A Short Statement About My Music for People Already Familiar with it.

Music is particularly relevant to me for its ability to quickly and vividly communicate and record "states of mind" or "world-state-possibilities" in a way that I think transcends language or analytic schematization. For this reason, I consider it to be among the most exalted aspects of existing human culture, which I am generally critical of, and also a model for other, more vivid, departures from the model of affirmative propositions that could be possible.
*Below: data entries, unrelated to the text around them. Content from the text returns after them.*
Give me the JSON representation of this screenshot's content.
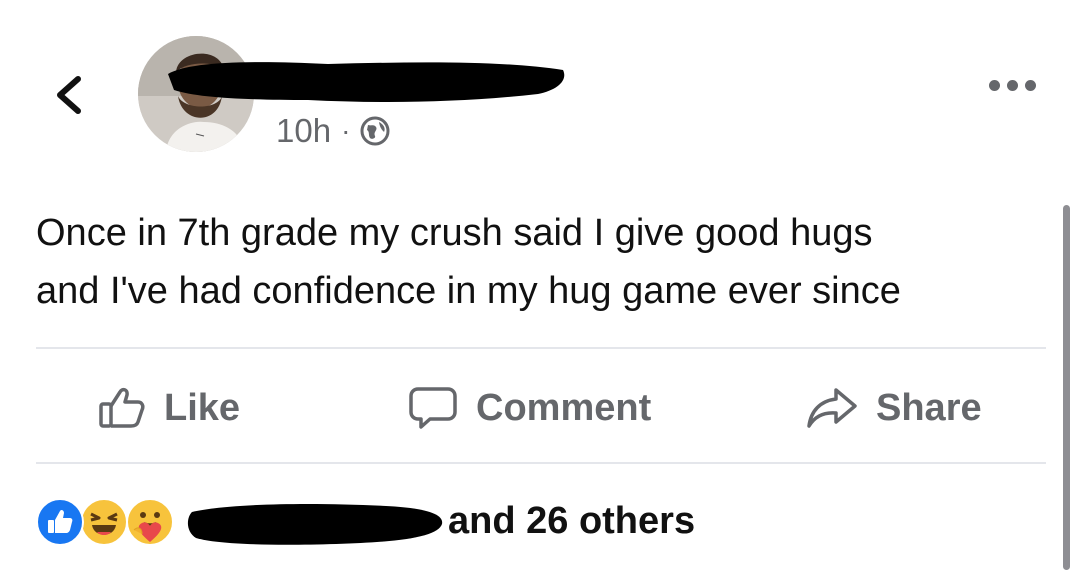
{
  "header": {
    "back_icon": "chevron-left-icon",
    "time": "10h",
    "separator": "·",
    "privacy_icon": "globe-icon",
    "more_icon": "more-horizontal-icon"
  },
  "post": {
    "text": "Once in 7th grade my crush said I give good hugs\nand I've had confidence in my hug game ever since"
  },
  "actions": {
    "like_label": "Like",
    "comment_label": "Comment",
    "share_label": "Share"
  },
  "reactions": {
    "icons": [
      "like-reaction-icon",
      "haha-reaction-icon",
      "care-reaction-icon"
    ],
    "summary": "and 26 others"
  },
  "colors": {
    "text": "#050505",
    "secondary": "#65676b",
    "divider": "#e4e6eb",
    "like_blue": "#1877f2",
    "reaction_yellow": "#f7c33c"
  }
}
My earliest (tape/electronic) music was an exploration of my own childhood alienation and strange inner states, though it was rapidly also supplemented by a different modes of  musical activity that were highly imitative--ie., exploring what I could do and learning by imitating other existing forms of music (largely in the pop and intellectual "avant-gardes" and from strong personalities I met in the underground).

Really this duality has never ceased in me as I've become more and more comfortable moving in zones where my own unreduced private experience and few "original ideas" bleed right into adopted musical ideas & possibilities suggested by other people--always attempting to enliven those pre-existing forms with whatever I can bring to them and to personalize them for my own growth.
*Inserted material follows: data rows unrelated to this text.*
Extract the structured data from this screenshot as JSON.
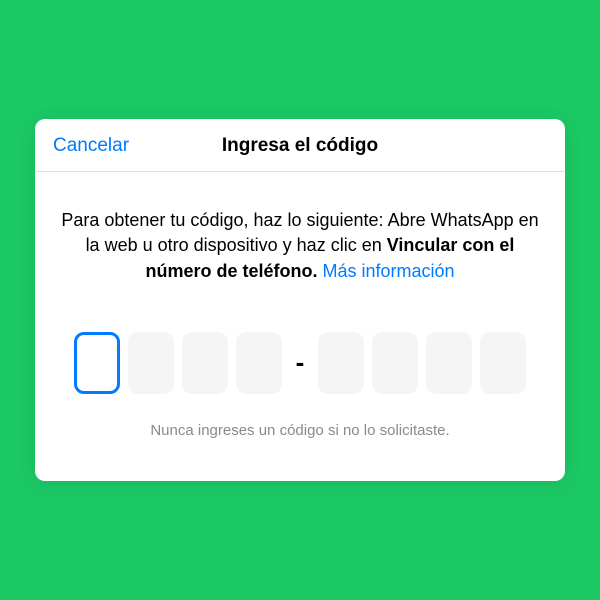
{
  "header": {
    "cancel": "Cancelar",
    "title": "Ingresa el código"
  },
  "instructions": {
    "part1": "Para obtener tu código, haz lo siguiente: Abre WhatsApp en la web u otro dispositivo y haz clic en ",
    "bold": "Vincular con el número de teléfono.",
    "space": " ",
    "link": "Más información"
  },
  "code": {
    "separator": "-"
  },
  "warning": "Nunca ingreses un código si no lo solicitaste."
}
To the extent I've developed and preserved what feels like private, languageless, pre-social viewpoints in some of my music, that has been most closely felt in some solo composition and in the better moments of my free improvisation, which became another major interest in the early 90's (because of its total emphasis on conscious experience in the moment). I also have found that the escape from personal encapsulation to be found in musical collaborations is of profound value in terms continually shaking up my conception of what is possible and good. Group improvisation also suggests new possibilities in social relationships.
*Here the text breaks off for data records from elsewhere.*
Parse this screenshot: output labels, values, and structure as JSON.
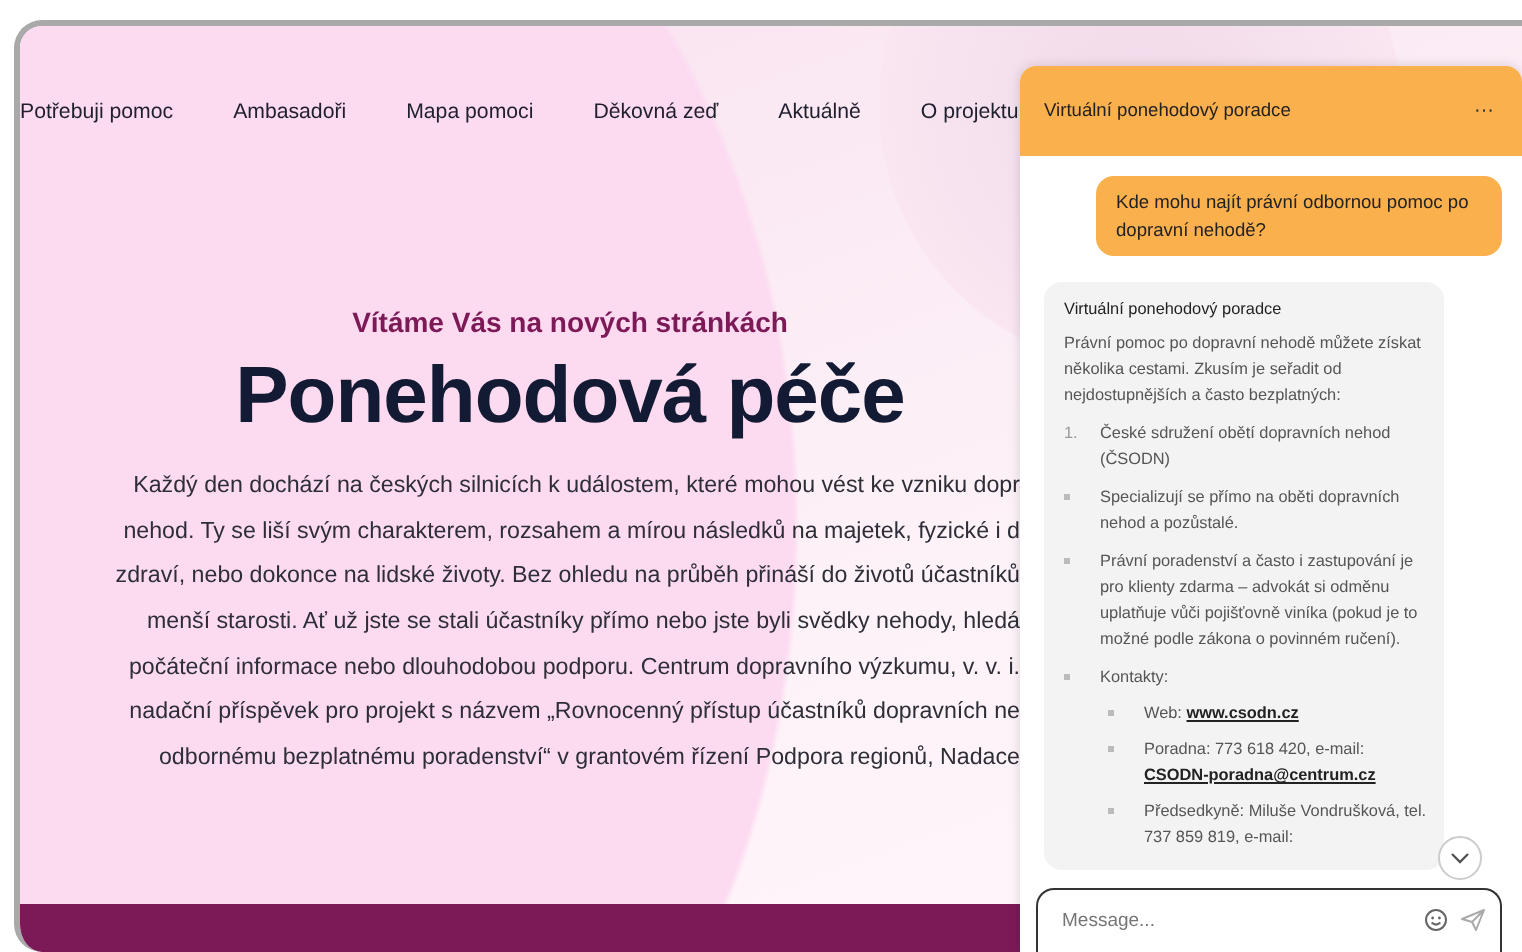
{
  "nav": [
    {
      "label": "Potřebuji pomoc"
    },
    {
      "label": "Ambasadoři"
    },
    {
      "label": "Mapa pomoci"
    },
    {
      "label": "Děkovná zeď"
    },
    {
      "label": "Aktuálně"
    },
    {
      "label": "O projektu"
    }
  ],
  "hero": {
    "kicker": "Vítáme Vás na nových stránkách",
    "title": "Ponehodová péče",
    "lines": [
      "Každý den dochází na českých silnicích k událostem, které mohou vést ke vzniku dopr",
      "nehod. Ty se liší svým charakterem, rozsahem a mírou následků na majetek, fyzické i d",
      "zdraví, nebo dokonce na lidské životy. Bez ohledu na průběh přináší do životů účastníků",
      "menší starosti. Ať už jste se stali účastníky přímo nebo jste byli svědky nehody, hledá",
      "počáteční informace nebo dlouhodobou podporu. Centrum dopravního výzkumu, v. v. i.",
      "nadační příspěvek pro projekt s názvem „Rovnocenný přístup účastníků dopravních ne",
      "odbornému bezplatnému poradenství“ v grantovém řízení Podpora regionů, Nadace"
    ]
  },
  "chat": {
    "title": "Virtuální ponehodový poradce",
    "menu": "···",
    "user_message": "Kde mohu najít právní odbornou pomoc po dopravní nehodě?",
    "bot_message": {
      "sender": "Virtuální ponehodový poradce",
      "intro": "Právní pomoc po dopravní nehodě můžete získat několika cestami. Zkusím je seřadit od nejdostupnějších a často bezplatných:",
      "blocks": [
        {
          "kind": "numbered",
          "marker": "1.",
          "text": "České sdružení obětí dopravních nehod (ČSODN)"
        },
        {
          "kind": "bullet",
          "text": "Specializují se přímo na oběti dopravních nehod a pozůstalé."
        },
        {
          "kind": "bullet",
          "text": "Právní poradenství a často i zastupování je pro klienty zdarma – advokát si odměnu uplatňuje vůči pojišťovně viníka (pokud je to možné podle zákona o povinném ručení)."
        },
        {
          "kind": "bullet",
          "text": "Kontakty:",
          "children": [
            {
              "text": "Web:",
              "link": "www.csodn.cz"
            },
            {
              "text": "Poradna: 773 618 420, e-mail:",
              "link": "CSODN-poradna@centrum.cz"
            },
            {
              "text": "Předsedkyně: Miluše Vondrušková, tel. 737 859 819, e-mail:"
            }
          ]
        }
      ]
    },
    "input": {
      "placeholder": "Message..."
    }
  }
}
Although I think my list of musical interests have only grown over the years (with little ever thrown off the cart), my experience of music also has broadened "qualitatively" tremendously on an unforeseen axis through contact with forms of activity that are less "conceptually top down" (in the sense of having an idea and then realizing it programatically) where the invention of the "content" has a blurrier, more circular relationship with the phenomenon of playing the music, technique, sensuality, emotion, trance, spiritual exaltation, etc. Among these, traditional Jazz, African, Indian, Gypsy, and Asian musics have been particularly powerful teachers--though I do not think these desired phases of experience are limited to existing idioms*. At the end of the day, as much as my music may almost always contain minority or personally eccentric approaches to structure, sound choices, technique, or even fundamental philosophical content--it is most satisfying to me when it also provides for me what I can get from the best ethnic music--the directness, emotional profundity, sense of connection to go along with the expanded sense of possibility that experimentation-for-its-own-sake implies.

As usual, the goal is EVERYONE HAVING THEIR CAKE AND BEING ABLE TO EAT IT TOO.

--John Berndt, June 2007

* in general, I view idiomization as the slowing down of musical discovery (through a variety of means), primarily bringing value in the sense that a microscope or slow-motion playback might help to focus attention on more subtle factors and the precise tuning of smaller-scale relationships.